Burcuyu kucaklayıp odadan çıktı.
Sıla da üzerini giyinmiş karşıdan onlara doğru geliyordu. Baygın olan Burcuyu görünce bir telaş ile onlara koştu.
-Ne oldu ona?
Baran yanında durdu.
-İyi olacak merak etme. Evde kal sen.
Merdivenleri indiler. Sıla onu dinlemeden arkasından arabanın yanına gitti. Aile üyeleri arabalara bindiler. Baran Burcuyu halasının kucağına yerleştirince arabanın kapısını kapattı.
-Baran..
Baran dönüp arkasinda duran Sılaya baktı.

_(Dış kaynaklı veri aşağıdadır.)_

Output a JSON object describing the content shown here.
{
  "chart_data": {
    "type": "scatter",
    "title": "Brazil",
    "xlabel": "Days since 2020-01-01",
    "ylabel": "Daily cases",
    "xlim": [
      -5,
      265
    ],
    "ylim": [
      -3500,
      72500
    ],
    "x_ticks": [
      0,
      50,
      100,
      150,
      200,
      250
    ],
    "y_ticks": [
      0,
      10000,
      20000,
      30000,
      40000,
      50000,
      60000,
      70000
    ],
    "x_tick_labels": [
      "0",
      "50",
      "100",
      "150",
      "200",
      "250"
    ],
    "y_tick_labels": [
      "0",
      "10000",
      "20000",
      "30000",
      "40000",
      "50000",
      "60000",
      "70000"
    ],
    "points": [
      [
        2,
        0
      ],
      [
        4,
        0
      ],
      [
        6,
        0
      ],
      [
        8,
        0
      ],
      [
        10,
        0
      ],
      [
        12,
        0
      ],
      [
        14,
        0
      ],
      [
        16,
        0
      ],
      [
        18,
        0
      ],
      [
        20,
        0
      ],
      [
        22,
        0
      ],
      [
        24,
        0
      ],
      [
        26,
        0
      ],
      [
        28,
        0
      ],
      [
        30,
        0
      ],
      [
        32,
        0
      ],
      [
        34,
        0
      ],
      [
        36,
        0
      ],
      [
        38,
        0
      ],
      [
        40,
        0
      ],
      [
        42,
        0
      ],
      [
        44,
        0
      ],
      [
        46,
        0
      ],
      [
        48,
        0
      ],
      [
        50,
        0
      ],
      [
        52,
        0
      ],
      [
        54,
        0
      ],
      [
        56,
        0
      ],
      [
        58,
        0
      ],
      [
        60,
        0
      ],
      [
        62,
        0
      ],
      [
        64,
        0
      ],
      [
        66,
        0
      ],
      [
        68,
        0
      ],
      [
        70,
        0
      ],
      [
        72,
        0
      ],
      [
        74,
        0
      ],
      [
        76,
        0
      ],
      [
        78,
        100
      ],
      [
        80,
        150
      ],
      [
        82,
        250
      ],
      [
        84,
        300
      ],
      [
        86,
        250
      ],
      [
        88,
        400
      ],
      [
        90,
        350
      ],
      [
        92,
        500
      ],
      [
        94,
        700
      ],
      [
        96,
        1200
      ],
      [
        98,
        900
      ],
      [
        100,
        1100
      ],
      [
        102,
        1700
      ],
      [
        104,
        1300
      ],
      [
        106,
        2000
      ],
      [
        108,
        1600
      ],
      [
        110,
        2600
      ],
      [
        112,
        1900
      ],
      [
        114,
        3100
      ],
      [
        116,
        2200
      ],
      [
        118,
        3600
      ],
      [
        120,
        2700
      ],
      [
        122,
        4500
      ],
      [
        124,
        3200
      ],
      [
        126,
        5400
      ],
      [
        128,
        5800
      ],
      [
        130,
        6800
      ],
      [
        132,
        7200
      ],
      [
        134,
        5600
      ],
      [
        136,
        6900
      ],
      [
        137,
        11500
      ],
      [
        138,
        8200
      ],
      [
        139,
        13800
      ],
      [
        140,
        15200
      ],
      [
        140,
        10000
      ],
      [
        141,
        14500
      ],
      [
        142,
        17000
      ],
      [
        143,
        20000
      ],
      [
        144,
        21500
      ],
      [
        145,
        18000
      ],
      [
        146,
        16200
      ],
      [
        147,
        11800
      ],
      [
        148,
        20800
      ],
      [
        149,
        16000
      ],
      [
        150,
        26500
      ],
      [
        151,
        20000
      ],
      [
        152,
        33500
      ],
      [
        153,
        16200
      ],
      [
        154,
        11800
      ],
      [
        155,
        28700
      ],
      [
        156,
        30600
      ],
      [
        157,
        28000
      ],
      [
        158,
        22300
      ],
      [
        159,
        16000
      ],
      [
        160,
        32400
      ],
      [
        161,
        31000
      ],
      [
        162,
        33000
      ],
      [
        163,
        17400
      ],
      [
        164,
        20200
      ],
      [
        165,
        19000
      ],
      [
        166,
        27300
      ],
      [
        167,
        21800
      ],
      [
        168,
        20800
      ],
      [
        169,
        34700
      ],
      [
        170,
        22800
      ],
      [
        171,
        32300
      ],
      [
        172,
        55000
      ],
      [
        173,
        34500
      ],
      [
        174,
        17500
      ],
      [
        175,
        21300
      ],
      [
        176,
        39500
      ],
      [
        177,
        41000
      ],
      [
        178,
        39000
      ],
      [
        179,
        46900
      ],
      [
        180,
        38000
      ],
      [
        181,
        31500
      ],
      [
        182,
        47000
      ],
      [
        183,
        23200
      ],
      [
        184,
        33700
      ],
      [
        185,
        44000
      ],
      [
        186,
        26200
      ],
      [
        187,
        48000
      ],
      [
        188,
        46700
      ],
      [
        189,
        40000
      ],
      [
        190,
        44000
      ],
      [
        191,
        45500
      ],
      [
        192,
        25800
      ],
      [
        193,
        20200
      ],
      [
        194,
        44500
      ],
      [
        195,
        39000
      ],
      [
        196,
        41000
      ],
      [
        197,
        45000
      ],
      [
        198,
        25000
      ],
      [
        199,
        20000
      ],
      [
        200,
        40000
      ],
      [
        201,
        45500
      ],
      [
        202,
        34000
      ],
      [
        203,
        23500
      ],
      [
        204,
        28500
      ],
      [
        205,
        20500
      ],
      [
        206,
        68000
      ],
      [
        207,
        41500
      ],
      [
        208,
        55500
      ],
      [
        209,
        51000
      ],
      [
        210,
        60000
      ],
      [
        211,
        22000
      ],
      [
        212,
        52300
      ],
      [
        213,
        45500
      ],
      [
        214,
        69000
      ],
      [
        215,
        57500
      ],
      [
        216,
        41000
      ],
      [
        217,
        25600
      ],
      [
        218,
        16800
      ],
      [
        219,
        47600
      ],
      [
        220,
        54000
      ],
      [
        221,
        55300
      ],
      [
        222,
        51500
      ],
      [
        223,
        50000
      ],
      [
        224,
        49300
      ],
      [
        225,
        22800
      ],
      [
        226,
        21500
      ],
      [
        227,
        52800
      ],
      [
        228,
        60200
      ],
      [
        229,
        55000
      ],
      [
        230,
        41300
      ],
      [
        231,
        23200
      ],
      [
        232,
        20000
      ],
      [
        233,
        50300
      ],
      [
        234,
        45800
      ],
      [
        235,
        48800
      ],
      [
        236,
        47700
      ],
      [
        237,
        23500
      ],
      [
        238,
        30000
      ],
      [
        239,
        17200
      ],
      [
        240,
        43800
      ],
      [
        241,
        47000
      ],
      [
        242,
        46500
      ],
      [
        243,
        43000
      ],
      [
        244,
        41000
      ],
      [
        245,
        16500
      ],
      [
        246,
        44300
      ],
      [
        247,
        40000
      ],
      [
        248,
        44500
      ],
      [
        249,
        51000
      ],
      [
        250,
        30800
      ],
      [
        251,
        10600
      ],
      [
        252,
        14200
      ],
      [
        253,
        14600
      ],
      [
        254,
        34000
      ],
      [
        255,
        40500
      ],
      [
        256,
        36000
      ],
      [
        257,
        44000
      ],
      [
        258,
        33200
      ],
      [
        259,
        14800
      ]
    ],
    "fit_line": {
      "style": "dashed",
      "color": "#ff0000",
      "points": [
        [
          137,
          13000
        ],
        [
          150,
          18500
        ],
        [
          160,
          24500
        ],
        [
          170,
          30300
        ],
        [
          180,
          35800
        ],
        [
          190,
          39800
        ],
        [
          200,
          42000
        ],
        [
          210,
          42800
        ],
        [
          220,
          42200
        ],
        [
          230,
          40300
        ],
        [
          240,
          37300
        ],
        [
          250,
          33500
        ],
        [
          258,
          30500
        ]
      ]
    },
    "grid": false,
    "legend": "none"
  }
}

-Evde kal Sıla gelicem ben.
-Bende geleyim.
-Hayır şuan hepsi endişeli sana karışırlar Evde kal ben seni gelip alacam.
Sıla tamam anlamında başını salladı.
Baran koluna hafiften dokundu.
-Korkma tamam mı iyi olacak hadi içeri gir Zeynep ablanın yanında kal.
-Tamam.
Baran da arabaya binince arabalar konaktan çıktı.Sıla arkalarından baktı. Zeynep Sılanın koluna dokundu.

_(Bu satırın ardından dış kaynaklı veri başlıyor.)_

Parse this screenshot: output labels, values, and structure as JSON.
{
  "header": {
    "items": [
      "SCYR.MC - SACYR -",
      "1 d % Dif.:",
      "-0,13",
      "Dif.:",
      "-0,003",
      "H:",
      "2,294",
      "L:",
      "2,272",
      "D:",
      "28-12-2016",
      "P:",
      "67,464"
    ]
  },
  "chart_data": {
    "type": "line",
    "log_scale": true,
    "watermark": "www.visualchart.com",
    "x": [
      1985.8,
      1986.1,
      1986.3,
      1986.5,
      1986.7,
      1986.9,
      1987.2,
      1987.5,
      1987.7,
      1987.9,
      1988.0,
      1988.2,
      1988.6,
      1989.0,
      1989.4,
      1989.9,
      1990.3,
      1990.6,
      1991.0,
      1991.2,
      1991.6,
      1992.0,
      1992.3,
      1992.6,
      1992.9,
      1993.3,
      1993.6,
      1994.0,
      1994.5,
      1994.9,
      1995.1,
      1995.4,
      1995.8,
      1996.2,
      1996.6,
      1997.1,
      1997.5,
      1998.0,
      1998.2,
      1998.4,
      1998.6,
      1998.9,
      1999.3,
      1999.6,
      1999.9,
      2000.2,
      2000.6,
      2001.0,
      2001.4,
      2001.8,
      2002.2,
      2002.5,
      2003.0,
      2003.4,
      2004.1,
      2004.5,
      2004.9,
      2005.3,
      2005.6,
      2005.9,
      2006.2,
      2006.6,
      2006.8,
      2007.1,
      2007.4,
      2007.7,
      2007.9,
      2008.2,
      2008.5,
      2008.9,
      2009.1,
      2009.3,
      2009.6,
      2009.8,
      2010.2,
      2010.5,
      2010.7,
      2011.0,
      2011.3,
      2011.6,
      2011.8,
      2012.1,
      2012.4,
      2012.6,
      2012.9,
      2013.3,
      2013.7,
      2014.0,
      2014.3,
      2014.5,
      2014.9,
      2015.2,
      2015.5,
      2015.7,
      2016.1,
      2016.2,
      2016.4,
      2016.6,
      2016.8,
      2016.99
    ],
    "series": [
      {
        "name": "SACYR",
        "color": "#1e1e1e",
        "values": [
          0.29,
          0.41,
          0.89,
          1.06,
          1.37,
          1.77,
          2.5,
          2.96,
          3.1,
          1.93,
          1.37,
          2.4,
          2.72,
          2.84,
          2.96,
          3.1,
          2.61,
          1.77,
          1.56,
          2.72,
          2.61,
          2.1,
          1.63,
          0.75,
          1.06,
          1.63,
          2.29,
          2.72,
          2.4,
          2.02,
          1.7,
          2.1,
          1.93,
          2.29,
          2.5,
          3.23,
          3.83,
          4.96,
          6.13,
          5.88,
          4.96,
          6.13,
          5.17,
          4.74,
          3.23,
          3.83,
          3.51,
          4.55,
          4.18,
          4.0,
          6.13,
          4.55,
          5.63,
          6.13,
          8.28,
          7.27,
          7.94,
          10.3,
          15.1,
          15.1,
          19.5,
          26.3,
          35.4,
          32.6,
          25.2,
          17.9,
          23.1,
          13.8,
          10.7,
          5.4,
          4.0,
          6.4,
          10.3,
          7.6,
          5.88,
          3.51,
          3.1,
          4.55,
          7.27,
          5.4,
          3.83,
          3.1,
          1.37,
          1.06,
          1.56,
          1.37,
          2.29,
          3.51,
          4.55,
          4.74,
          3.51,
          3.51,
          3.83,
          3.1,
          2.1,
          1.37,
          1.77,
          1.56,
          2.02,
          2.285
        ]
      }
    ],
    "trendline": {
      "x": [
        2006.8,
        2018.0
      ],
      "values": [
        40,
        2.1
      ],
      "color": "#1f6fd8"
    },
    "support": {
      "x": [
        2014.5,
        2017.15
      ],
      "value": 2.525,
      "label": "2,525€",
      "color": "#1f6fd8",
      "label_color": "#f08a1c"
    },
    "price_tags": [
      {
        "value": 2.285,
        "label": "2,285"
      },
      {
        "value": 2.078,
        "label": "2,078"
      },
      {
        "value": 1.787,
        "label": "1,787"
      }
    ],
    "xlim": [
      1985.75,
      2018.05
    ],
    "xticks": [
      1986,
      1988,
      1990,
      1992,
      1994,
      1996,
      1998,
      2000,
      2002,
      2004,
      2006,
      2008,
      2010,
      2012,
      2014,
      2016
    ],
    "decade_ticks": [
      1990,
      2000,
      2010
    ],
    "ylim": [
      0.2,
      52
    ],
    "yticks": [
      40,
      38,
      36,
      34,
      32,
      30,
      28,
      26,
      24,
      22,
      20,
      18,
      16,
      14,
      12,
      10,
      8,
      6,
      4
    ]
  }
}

-Gel hadi kızım üşüteceksin.
Birlikte konağa girdiler.
-Zeynep Abla ne oldu?
-Burcu kızım ilaç içmiş.
-İlaç mı?
-Evet.
-Aman Allah'ım sen yardım et. Kim görmüş bu saatte.
-Bilmiyorum. Bende seslere uyandım.
Birlikte mutfağa girdiler. Ikiside bir bardak su doldurup içtiler.
-İyi olur değil mi?
Sıla şefkatli bir şekilde Zeynepe sarıldı.

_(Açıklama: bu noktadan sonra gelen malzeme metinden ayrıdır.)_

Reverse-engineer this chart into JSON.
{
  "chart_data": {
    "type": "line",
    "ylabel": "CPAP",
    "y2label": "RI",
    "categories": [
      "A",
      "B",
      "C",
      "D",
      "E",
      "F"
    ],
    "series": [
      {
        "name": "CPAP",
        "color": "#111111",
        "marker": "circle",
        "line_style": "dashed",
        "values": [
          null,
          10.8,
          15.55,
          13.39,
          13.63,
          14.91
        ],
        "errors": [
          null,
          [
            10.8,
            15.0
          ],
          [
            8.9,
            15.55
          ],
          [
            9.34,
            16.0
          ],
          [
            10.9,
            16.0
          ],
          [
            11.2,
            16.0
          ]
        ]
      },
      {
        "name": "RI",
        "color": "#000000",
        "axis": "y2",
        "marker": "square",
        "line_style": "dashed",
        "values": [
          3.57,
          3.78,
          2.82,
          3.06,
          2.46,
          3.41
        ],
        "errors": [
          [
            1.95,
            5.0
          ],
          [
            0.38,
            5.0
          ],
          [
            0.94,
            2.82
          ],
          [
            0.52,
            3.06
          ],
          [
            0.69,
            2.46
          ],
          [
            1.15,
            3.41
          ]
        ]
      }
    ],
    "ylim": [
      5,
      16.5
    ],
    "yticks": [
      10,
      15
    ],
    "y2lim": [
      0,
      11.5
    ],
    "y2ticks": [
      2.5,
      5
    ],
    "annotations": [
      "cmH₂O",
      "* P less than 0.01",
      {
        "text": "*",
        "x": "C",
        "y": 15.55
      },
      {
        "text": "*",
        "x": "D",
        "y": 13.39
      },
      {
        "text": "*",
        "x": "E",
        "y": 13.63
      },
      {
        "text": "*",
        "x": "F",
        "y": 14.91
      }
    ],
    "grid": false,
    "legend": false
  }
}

-Merak etme abla inşallah iyi olacak. Babamın hep bir sözü vardı derdi ki eğer ki bu dünyadan içecek bir yudum suyun kaldıysa Allah onu da içerir sana. Ben inanıyorum iyi olacak.
-Bugün annesi ile kavga ettiklerini duydum. Burcu artık dayanamıyorum diyordu. Allah hayıra yorsun.
Sıla bir an derin düşüncelere daldı.
Zeynep koluna dokundu:
-İyi misin kızım.
-İyiyim iyiyim. Ben odama çıkayım bir haber alırsan söylersin.
Zeynep kafasını salladı.

Sıla odasına girince karnına saplanan acı ile yatağa oturdu. Elini karnına koyup sıkıca bastırdı. Gözlerinden yaşlar süzüldü.
-Benim yüzümden. Bu bütün olanlar benim yüzümden. O Baranı çok seviyor ve benim yüzümden evliliği bozuldu. Bencilce kimseyi düşünmeden mutlu olmaya çalışıyorum. Bu insanların,ölen ailemin,Baranın kardeşinin günahlarını nasıl ödeyeceğim nasıl onların üzerine mutlu olmayı kendime hak olarak görürüm. Haklılar bu dünya bana ait değil. Ben buranın yabancısı,yalancısıyım artık gerçeklere uyanmak zorundayım.
Kafasını yastığa koyup sıkıca çarşafı aldı avuçlarının arasına.
-Sevgilim,bize haram kılınmış mutluluk. Biz yok olmak için var olduk. Yok olmaya mahkumuz.